Pam Barbey, former trustee, contributed $500,000 with her husband Peter through the Edwin Barbey Charitable Trust. “Peter and I are so happy to be a part of an endowment that will provide an enduring life for GoggleWorks! The art center is so important to Reading, its business development, and most importantly the community,” said Barbey.
Zogas, who also contributed $260,000 toward the fund, said the campaign was kicked off with a contribution of $260,000 in 2018 by Dena Hammel and her husband Victor, “Such a remarkable and unexpected gift by the Hammels made us start to see that this was possible, that we could really dream about GoggleWorks impacting artists, residents, visitors, and young people for years to come.”
“I’ve had the pleasure of being involved with Goggleworks since its inception,” said trustee Dena Hammel. “What a joy it has been to be part of its remarkable development as a true asset to the Berks community! I’m particularly delighted to observe the creative arts programs designed for children.
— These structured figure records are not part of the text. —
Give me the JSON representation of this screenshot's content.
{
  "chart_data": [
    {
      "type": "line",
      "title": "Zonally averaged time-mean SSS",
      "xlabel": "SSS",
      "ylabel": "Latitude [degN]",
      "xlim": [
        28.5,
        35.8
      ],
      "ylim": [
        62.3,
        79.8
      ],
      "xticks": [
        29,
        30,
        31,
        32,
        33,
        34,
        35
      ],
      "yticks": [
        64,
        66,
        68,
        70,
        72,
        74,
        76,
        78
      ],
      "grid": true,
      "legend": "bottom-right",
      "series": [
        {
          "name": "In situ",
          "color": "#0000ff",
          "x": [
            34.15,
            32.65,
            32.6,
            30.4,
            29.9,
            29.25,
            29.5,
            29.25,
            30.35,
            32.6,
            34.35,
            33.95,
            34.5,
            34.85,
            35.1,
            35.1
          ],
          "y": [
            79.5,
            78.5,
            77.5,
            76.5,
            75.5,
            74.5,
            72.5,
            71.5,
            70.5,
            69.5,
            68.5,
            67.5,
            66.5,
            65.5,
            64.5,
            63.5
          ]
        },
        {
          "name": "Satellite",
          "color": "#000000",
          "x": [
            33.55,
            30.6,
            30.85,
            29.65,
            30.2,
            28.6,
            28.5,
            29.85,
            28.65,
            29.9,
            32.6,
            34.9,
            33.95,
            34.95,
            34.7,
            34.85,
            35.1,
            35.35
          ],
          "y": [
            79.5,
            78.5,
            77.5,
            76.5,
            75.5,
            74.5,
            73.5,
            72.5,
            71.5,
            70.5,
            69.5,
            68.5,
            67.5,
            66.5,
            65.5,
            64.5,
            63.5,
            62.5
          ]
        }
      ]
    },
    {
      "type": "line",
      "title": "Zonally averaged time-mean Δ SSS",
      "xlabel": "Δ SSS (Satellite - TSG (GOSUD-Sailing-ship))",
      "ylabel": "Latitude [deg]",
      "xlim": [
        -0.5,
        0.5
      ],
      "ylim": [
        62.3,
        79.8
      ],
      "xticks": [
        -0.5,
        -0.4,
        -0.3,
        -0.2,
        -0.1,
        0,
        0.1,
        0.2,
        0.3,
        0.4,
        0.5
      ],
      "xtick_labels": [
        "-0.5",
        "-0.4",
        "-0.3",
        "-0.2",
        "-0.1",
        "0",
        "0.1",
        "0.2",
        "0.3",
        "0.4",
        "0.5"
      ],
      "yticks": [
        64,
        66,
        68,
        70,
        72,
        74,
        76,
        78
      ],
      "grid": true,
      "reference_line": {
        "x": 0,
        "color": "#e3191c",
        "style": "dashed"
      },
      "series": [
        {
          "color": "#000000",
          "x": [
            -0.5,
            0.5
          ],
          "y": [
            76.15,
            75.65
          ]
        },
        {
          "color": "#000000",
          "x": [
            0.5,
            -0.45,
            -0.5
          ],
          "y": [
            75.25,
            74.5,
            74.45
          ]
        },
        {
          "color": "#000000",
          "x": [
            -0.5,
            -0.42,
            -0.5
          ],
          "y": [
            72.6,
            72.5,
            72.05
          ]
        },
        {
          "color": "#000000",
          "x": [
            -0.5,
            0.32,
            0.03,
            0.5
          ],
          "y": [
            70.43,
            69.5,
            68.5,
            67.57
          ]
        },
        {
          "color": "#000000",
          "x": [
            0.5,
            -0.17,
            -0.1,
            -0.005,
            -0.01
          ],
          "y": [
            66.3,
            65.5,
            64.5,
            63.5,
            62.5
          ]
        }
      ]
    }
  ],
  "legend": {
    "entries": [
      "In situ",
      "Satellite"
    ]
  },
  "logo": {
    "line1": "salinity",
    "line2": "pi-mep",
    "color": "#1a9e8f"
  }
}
It was for that reason that Vic and I chose to establish an endowment designated for children’s arts programming. We are thrilled that others have also contributed and to see how the endowment has grown. We hope others will continue to invest in the future of Goggleworks and the arts in our community.”
Shirley Boscov, sister of Albert Boscov, and long-time supporter of the art center, pledged $50,000 to the fund.
Auman said that leaders are thrilled by this support, but humbled by the continued work developing sustainable programs that serve the community. “Our building is a tremendous asset, allowing us to draw 250,000 visitors annually. Yet we regularly see capital and overhead costs close to $500,000 annually. This endowment is an important step toward ensuring and communicating our resilience, but we must go further to thrive–GoggleWorks is more than a building.”
Landis echoed this sentiment and hinted at future projects to be announced in 2022. “My mentor the late Louis Meyers said to me, ‘every great gift begs a promise.’ Invigorated by these generous contributions, we intend to expand our vision this year to serve the needs voiced by our community, shaping the future of Reading and making a more beautiful world.”